Well worth a visit is the King’s Palace, a reconstruction of the traditional royal residence, a beautifully-crafted thatched dwelling shaped like a beehive. At the back live a few long-horned Ankole cattle, descended from the king’s herd, whose keepers carefully tend and sing to them.


In the olden days, Rwandan kings were very mobile, moving between numerous residences scattered throughout the kingdom. However, by the late 19th century the growing colonial presence risked undermining the authority of the crown.

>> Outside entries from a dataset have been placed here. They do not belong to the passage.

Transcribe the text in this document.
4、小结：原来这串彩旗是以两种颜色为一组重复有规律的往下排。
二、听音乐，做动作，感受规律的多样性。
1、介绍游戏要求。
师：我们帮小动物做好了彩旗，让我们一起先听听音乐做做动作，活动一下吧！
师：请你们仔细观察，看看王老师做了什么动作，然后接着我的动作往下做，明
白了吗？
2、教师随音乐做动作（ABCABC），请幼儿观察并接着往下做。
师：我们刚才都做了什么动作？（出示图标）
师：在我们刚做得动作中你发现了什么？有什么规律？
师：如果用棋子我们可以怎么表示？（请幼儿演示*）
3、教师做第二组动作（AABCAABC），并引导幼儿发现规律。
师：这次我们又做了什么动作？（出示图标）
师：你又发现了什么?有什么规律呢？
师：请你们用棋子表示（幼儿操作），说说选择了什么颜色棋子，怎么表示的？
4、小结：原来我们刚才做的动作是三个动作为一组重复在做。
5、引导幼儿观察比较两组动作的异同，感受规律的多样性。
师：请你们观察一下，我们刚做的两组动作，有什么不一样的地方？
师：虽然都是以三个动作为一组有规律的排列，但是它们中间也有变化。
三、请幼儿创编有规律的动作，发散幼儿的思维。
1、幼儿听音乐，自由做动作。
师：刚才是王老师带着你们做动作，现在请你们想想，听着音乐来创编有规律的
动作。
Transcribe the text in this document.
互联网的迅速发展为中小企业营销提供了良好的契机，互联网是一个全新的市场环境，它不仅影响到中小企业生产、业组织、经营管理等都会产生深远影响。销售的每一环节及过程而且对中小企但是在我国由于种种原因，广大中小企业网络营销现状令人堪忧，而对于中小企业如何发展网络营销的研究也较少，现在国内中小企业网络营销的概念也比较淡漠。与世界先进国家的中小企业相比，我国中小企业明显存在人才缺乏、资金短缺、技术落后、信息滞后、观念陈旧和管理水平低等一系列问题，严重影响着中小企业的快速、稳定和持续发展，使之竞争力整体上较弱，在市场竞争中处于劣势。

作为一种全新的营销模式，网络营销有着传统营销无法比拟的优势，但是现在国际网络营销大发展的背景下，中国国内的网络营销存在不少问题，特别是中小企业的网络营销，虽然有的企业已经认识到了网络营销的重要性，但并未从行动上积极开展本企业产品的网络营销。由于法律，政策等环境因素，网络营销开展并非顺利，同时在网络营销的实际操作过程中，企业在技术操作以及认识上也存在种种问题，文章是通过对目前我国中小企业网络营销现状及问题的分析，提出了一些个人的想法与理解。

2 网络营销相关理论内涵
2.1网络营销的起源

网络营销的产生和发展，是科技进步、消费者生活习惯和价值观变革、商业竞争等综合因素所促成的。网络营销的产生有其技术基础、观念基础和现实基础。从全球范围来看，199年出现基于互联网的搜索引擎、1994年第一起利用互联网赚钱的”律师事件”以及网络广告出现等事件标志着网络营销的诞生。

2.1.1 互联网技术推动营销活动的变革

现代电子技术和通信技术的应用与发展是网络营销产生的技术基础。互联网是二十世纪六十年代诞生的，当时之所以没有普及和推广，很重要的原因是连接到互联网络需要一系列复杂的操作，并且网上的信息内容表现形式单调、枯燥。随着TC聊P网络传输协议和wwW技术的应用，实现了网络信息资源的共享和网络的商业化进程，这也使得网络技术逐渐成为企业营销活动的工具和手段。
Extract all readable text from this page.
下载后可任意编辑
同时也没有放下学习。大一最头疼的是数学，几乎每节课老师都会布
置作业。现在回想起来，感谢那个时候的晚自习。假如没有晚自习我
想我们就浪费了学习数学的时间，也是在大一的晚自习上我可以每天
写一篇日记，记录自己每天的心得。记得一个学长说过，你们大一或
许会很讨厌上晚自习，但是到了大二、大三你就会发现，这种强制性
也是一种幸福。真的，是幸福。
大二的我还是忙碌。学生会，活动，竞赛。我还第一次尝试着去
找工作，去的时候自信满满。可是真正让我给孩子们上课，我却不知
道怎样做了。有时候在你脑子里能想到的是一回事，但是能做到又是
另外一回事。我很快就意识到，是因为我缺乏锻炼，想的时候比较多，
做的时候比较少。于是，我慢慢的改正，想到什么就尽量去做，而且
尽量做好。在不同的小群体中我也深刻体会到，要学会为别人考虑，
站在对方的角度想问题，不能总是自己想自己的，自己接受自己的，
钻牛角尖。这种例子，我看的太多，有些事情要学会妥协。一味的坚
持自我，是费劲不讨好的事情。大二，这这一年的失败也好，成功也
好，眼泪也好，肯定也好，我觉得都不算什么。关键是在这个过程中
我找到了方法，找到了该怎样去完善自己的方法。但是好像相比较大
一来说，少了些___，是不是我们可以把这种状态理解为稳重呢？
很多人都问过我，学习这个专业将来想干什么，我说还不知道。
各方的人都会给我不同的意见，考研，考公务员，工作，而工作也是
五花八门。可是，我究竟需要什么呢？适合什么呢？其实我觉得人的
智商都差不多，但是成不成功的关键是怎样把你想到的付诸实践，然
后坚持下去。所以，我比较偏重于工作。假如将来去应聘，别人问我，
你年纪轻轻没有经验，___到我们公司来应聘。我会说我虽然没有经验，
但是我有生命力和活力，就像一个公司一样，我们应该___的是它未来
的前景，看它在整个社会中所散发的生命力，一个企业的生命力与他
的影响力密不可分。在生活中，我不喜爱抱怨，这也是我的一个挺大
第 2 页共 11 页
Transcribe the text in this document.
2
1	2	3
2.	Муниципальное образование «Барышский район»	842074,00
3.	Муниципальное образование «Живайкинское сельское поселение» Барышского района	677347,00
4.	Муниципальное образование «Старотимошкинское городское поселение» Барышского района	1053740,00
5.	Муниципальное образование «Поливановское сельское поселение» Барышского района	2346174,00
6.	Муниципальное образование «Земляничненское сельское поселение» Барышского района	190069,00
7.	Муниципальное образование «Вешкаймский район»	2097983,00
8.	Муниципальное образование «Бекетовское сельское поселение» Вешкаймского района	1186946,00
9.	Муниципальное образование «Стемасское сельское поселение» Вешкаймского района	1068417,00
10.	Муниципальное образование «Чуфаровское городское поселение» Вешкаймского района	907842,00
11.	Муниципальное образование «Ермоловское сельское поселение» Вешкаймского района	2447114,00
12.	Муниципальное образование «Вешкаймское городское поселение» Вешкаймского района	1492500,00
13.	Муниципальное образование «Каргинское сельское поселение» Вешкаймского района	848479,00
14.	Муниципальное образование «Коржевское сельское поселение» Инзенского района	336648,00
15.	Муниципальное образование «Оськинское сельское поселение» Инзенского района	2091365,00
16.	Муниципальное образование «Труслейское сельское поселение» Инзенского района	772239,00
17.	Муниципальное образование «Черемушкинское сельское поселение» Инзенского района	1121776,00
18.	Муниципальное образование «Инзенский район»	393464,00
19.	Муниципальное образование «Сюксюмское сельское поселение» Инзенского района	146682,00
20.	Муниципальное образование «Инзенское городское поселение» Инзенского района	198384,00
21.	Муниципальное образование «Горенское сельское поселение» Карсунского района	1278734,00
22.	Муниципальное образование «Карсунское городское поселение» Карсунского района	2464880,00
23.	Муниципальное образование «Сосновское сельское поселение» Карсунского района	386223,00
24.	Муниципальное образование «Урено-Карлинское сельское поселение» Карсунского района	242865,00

In an attempt to counteract this, Mwami (King) Musinga Yuhi V made Nyanza the first permanent royal capital of Rwanda in 1899 and it kept this status until the country became a republic in 1962.

The royal court impressed the Belgians sufficiently that they chose to exert control through the existing power structure and largely refrained from intruding on the city. Western accounts full of colour, pomp and ceremony blend with Rwandan oral tradition to put Nyanza firmly on the map of cultural heritage.

Whilst Nyanza’s hillsides are no longer covered in roundhouses and the royal court is long dispersed, the region remains an important cultural centre. Other attractions include the Ethnographic Museum in nearby Huye.